From New York Magazine’s writeup of Jonah Lehrer’s rise (blogger, writer, TED talker) and fall (fabulist, fraud, quote-maker-upper), and what it means for journalism:
Then it got so much worse. Four excruciating months later, Jonah Lehrer is known as a fabricator, a plagiarist, a reckless recycler. He’s cut-and-pasted not just his own stories but at least one from another journalist; he’s invented or conflated quotes; and he’s reproduced big errors even after sources pointed them out. His publisher, Houghton Mifflin Harcourt, will soon conclude a fact-check of his three books, the last of which, Imagine, was recalled from bookstores—a great expense for a company that, like all publishing houses, can’t afford to fact-check most books in the first place. In the meantime, he’s been completely ostracized. It’s unclear if he’ll ever write for a living again.
Lehrer was the poster boy of the recent rise of ‘academia lite’ publishing, where journalists aggregate and retell a body of scientific knowledge for a popular audience. For better (Daniel Kahneman) or worse (David Brooks), readers need narratives, publishers need content, academics need publicity, these aren’t going anywhere.
The process of fact-checking these books has come under scrutiny lately, and Lehrer is just the most recent case of a journalist misinterpreting (deliberately, accidentally, who cares) the results of academic studies to fit their own manufactured narrative.
My understanding of the publishing industry is that publishers lose money on basically 99 percent of the books they publish every year, and get into the black on just a few blockbusters. Publishers say they can’t fact-check all the books they print. I’m not all that sympathetic to this (‘it would be super hard’ is rarely a convincing defense for a multinational corporation), but more books rather than fewer is a good thing, and the reality is that publishers aren’t gonna put a New Yorker-style confirmation apparatus in place overnight.
I feel like a first step toward more accuracy in publishing is for authors to be much more accountable to their sources. Lehrer is basically accused of coming up with a conclusion first, then arranging his quotes and sources to confirm it. From what I know from my (brief) experience as an actual journalist, this is pretty standard practice. You hear about a story, you read a bit, you write it up, and you leave spaces with tags like quote from Yankees fan goes here or need Census data for this paragraph to fill in later. Good journalists will, obviously, change the story if their facts contradict their conclusions, but the actual methodology is fairly widespread.
The problem with this approach is that it conceives of sources as Mad Libs generators. You need a quote from someone, you call them up, you get them to talk til they say something that will fill the hole, you hang up. In journalism school you’re told a million times that sources aren’t allowed to see the final story before it’s published, and don’t get to amend their quotes.
This maybe makes sense for political journalism, where sources have an incentive to make themselves look good. If you’re interviewing them about some aspect of their job performance as a public official, they might try to spin you in a particular way if they know what you’re writing. Fine.
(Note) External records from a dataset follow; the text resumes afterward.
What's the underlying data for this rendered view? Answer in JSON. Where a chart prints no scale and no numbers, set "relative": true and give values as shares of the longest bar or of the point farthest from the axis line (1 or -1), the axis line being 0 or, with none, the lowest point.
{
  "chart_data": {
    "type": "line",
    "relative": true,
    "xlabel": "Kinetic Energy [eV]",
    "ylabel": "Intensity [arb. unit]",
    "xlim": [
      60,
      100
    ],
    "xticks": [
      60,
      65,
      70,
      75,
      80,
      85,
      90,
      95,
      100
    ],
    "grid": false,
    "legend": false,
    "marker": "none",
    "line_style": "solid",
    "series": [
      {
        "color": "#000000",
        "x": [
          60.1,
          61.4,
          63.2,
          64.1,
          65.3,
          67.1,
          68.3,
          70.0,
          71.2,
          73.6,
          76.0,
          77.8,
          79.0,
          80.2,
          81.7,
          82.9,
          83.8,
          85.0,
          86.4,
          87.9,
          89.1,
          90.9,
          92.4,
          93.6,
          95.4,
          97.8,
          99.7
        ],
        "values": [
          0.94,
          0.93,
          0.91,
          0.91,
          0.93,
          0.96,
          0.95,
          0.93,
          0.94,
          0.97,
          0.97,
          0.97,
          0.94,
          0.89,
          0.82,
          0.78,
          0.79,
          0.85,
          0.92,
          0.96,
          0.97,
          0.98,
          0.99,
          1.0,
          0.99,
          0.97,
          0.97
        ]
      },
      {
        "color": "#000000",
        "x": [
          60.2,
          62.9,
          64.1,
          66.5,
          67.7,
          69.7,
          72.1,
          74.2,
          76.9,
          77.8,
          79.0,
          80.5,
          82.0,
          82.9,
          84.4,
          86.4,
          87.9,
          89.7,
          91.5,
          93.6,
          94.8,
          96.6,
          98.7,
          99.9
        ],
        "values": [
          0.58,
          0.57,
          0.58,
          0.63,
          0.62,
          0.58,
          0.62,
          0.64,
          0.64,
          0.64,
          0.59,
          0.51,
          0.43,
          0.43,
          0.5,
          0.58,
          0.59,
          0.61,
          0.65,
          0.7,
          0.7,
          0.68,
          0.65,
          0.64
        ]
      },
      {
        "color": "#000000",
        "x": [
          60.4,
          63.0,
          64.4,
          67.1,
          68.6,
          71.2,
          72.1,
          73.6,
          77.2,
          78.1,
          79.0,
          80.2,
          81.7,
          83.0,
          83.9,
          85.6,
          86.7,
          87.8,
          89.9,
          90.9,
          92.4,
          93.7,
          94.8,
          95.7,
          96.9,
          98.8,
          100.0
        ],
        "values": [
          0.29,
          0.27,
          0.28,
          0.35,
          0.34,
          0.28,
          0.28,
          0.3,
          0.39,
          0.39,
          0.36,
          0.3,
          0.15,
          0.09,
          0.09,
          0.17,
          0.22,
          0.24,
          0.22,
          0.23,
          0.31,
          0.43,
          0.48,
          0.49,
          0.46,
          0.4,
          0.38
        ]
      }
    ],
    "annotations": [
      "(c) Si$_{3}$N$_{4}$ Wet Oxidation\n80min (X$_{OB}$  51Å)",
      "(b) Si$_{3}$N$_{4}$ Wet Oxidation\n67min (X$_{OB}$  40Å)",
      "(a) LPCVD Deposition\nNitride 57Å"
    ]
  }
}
But science journalism is different. In the kinds of books and articles Lehrer was writing, his sources’ incentives were aligned with his own. Scientists want their work to reach a mass audience, and for articles to portray their results accurately.
I mean, check this out:
If Lehrer was misusing science, why didn’t more scientists speak up? When I reached out to them, a couple did complain to me, but many responded with shrugs. They didn’t expect anything better. Mark Beeman, who questioned that “needle in the haystack” quote, was fairly typical: Lehrer’s simplifications were “nothing that hasn’t happened to me in many other newspaper stories.”
Maybe book publishers can’t independently verify every single fact in every single book. But they can certainly call five or ten of their authors’ main sources, show them some chapters, and ask them if their work is being fairly represented. If Lehrer knew that his work would be shown to people he interviewed and the authors of studies he cited, he would have been much less likely to distort their findings.
Yes, this approach has problems. Maybe the sources are dicks, and they don’t want a journalist broadcasting their results. Maybe they’re crazy-academic, and they don’t want their work published unless it’s drowning in jargon and caveats.
But maybe they’re not. Maybe they want to help make sure their work is fairly represented. Maybe they want to contribute additional information that could clarify it.
Either way, I fail to see how contacting an author’s sources—and being transparent with readers about it—would be worse than the current model, in which sources are interviewed and then discarded, and play no instrumental role in how their words and their work is represented. Sources shouldn’t necessarily have the right to approve everything that’s written about their work, but they should at least be consulted.
Authors and journalists that see true stories and correct information, rather than dazzling writing, as their primary constituents, should be arguing for this themselves.
Ultimately, I think Lehrer’s real sin was not believing in his own skill as a writer. If his work had focused on how there isn’t a simple explanation for complex phenomena, how much we don’t know about intuition, how evidence doesn’t clarify the world around us, he might still have ended up famous. And maybe, he could even have ended up right.